Is it a slow query? Can it be improved?

2019-04-29 23:40发布

问题:

I was going through SQLZOO "SELECT within SELECT tutorial" and here's one of the queries that did the job (task 7)

world(name, continent, area, population, gdp)

SELECT w1.name, w1.continent, w1.population 
FROM world w1
WHERE 25000000 >= ALL(SELECT w2.population FROM world w2 WHERE w2.continent=w1.continent)

My questions are about effectiveness of such query. The sub-query will run for each row (country) of the main query and thus repeatedly re-populating the ALL list for a given continent.

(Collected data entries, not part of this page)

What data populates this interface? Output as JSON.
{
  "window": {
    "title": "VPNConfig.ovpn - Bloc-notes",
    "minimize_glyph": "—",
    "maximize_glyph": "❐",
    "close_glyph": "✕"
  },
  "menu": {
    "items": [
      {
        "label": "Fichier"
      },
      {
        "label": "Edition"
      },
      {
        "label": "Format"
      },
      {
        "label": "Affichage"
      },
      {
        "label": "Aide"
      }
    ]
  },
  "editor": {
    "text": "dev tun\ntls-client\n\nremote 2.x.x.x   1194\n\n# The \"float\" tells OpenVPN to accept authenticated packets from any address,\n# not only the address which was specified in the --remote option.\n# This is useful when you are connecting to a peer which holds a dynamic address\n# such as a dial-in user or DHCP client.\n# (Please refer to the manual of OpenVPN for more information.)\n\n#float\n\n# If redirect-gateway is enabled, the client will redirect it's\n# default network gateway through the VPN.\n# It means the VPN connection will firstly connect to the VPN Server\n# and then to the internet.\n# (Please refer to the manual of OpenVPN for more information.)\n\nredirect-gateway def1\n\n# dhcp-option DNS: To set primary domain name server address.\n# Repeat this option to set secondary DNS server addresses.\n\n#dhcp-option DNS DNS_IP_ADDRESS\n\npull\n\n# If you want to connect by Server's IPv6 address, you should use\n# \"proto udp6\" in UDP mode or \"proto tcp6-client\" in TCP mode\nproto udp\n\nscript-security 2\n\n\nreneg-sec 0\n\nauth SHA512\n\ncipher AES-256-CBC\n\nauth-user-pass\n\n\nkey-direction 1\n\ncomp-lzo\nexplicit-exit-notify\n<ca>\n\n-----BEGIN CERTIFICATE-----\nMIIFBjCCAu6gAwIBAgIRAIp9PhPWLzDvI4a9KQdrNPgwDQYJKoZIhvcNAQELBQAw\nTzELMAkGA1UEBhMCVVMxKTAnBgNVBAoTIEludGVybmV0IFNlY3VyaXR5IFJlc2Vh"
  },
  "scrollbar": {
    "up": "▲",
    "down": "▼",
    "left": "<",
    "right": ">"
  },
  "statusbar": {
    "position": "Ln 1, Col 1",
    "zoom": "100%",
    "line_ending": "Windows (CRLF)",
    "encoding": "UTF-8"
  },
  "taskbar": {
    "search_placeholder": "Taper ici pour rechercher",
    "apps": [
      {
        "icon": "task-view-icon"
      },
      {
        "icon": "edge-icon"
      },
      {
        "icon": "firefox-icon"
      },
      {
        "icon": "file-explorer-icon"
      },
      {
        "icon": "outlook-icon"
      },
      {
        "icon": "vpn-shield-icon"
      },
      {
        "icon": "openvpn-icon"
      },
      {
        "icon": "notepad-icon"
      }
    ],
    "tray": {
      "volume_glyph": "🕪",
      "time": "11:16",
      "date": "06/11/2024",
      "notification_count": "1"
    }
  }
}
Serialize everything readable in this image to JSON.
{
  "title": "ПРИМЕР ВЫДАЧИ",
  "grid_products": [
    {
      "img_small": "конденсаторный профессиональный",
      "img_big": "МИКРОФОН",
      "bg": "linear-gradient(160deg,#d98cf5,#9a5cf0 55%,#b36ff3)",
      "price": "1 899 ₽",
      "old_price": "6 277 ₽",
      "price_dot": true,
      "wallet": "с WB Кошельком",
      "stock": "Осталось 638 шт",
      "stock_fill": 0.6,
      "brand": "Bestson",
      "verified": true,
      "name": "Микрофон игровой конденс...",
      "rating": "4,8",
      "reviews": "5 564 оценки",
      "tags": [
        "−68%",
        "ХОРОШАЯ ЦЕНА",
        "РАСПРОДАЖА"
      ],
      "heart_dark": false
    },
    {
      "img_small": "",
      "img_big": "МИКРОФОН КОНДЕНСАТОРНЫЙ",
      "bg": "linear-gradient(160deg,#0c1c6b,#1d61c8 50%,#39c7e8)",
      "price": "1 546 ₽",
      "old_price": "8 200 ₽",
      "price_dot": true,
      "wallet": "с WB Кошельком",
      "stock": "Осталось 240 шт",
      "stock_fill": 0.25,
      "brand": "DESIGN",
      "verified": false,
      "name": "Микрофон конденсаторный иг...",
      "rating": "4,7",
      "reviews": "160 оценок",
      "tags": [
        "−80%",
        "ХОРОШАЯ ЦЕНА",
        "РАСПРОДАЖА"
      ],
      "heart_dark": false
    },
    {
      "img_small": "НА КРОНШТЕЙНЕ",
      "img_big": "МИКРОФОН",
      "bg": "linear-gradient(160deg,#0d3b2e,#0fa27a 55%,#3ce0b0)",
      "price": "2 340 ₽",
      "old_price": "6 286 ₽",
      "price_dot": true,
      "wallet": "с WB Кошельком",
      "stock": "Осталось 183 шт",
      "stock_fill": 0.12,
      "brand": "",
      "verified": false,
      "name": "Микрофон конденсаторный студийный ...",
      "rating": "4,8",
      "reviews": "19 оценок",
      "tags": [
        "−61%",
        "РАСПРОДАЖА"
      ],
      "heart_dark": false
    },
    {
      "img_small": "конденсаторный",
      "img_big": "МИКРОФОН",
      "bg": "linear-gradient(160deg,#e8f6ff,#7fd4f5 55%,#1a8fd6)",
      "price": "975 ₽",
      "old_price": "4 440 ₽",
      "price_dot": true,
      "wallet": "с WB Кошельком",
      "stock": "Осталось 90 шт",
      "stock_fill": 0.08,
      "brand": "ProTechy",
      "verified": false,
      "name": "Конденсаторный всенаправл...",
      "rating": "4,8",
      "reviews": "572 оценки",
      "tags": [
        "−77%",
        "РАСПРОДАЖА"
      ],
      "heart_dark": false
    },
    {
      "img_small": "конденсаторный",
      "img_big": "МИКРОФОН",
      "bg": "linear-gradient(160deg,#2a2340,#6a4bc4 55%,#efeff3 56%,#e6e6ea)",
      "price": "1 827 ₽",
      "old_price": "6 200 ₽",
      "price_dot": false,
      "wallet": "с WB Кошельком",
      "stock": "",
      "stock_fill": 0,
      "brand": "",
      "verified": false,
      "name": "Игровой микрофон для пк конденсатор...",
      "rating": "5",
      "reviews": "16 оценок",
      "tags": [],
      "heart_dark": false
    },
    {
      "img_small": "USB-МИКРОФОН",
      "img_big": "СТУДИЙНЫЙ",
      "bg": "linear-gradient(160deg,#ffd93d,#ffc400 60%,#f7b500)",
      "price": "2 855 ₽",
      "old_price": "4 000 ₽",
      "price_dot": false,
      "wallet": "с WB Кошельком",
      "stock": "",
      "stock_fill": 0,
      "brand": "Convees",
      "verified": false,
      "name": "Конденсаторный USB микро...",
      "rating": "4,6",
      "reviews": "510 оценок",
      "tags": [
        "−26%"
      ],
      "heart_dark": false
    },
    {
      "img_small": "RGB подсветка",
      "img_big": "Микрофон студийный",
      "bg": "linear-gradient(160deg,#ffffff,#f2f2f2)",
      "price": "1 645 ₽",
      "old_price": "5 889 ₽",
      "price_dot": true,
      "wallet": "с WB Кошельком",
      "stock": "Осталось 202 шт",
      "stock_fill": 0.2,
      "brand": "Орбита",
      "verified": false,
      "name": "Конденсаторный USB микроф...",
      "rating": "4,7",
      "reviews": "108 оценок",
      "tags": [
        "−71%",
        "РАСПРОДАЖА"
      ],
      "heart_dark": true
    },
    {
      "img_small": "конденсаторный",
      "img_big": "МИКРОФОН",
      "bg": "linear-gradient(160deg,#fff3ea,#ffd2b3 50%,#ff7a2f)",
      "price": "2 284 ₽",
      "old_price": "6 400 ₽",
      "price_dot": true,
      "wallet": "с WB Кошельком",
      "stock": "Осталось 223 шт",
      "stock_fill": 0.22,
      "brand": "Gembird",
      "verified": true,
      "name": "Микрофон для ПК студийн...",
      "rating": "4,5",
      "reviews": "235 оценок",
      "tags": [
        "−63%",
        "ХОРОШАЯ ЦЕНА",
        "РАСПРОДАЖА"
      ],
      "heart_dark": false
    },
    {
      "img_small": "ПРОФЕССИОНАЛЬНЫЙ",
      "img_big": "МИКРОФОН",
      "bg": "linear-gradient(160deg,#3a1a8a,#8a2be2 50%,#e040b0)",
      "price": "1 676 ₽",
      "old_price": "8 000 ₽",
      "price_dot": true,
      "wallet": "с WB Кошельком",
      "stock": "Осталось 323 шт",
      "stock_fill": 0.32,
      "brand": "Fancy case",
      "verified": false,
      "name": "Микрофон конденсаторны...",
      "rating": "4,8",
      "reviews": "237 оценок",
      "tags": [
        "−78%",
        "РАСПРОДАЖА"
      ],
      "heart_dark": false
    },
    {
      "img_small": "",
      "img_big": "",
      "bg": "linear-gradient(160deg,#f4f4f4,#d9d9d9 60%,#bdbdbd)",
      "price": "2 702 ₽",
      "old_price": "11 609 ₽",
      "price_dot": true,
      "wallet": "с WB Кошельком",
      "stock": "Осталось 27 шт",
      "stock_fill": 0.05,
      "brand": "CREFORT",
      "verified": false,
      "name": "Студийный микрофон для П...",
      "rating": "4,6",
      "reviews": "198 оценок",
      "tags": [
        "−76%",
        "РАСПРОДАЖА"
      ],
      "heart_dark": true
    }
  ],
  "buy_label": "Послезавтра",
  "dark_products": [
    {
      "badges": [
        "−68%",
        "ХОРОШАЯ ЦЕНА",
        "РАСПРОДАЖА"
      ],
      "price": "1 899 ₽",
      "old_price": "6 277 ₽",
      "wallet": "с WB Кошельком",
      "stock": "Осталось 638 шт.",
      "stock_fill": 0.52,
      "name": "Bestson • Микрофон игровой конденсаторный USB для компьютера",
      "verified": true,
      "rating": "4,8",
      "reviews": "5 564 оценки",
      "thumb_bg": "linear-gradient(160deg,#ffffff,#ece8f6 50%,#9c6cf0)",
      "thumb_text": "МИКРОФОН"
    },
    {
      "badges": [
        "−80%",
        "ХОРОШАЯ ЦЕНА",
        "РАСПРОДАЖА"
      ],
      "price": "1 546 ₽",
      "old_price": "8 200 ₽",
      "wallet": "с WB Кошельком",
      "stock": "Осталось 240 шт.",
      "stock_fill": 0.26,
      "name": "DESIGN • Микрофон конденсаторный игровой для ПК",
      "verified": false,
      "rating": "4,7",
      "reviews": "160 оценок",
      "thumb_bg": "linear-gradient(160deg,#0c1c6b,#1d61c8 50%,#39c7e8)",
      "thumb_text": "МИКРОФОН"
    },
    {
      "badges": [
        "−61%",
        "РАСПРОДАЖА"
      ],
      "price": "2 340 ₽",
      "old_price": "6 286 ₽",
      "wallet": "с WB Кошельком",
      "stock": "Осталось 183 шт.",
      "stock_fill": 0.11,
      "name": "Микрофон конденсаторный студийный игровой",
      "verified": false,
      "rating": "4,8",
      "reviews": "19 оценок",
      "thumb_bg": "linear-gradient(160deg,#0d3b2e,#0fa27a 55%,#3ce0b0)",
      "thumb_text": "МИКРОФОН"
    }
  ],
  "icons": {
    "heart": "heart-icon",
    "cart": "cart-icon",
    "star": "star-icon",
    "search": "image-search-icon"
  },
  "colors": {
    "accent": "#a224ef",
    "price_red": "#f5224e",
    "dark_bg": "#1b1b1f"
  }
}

  1. Should I be concerned or will Oracle optimization somehow take care of it?
  2. Can it be reprogrammed without a correlated sub-query?

回答1:

If you want to rewrite the query without a correalted subquery, here is one way:

SELECT w1.name, w1.continent, w1.population 
FROM world w1
  JOIN
    ( SELECT continent, MAX(population) AS max_population
      FROM world
      GROUP BY continent
    ) c
    ON c.continent = w1.continent
WHERE 25000000 >= c.max_population ;

I do not imply that this will be faster. Oracle's optimizer is pretty good and this is a simple overall query, however you write it. Here's another simplification:

SELECT w1.name, w1.continent, w1.population 
FROM world w1
  JOIN
    ( SELECT continent
      FROM world
      GROUP BY continent
      HAVING MAX(population) <= 25000000 
    ) c
    ON c.continent = w1.continent ;


回答2:

First of all you need to understand how oracle transform this query to evaluate .

SELECT w1.name
     , w1.continent
     , w1.population 
FROM world w1
WHERE 25000000 >= ALL(SELECT w2.population 
                       FROM world w2 
                      WHERE w2.continent=w1.continent
                     );

Now the optimizer transforms a condition that uses the ALL comparison operator followed by a subquery into an equivalent condition that uses the ANY comparison operator and a complementary comparison operator

  SELECT w1.name
        , w1.continent
       , w1.population 
  FROM world w1
   WHERE NOT(25000000 < ANY (SELECT w2.population 
                        FROM world w2 
                      WHERE w2.continent=w1.continent)
          );

The optimizer then further transforms the second query into the following query using the rule for transforming conditions with the ANY comparison operator, followed by a correlated subquery:

  SELECT w1.name
       , w1.continent
       , w1.population 
   FROM world w1
  WHERE
     NOT EXISTS (SELECT w2.population 
                  FROM world w2 
                 WHERE w2.continent=w1.continent
                   AND 25000000 < w2.population
                );

This I have taken from oracle source Link

For Your questions:

  1. Yes oracle will take care of this ,as the transformation suggest ,how oracle transform the above query.But better understand how this end result query work .
  2. yes ,this can be done without correlated sub query ,but anyways you have to join with the same table because you need to compare other records in the table which is having the same continent.[Please Correct me if i am wrong ]


回答3:

you can simplify this without the need to scan the table twice:

select a.name, a.continent, a.population, a.max_pop
  from (select w1.name, w1.continent, w1.population, 
               max(w1.population) over (partition by w1.continent) max_pop
          from world w1
       ) a 
where 25000000 >= a.max_pop;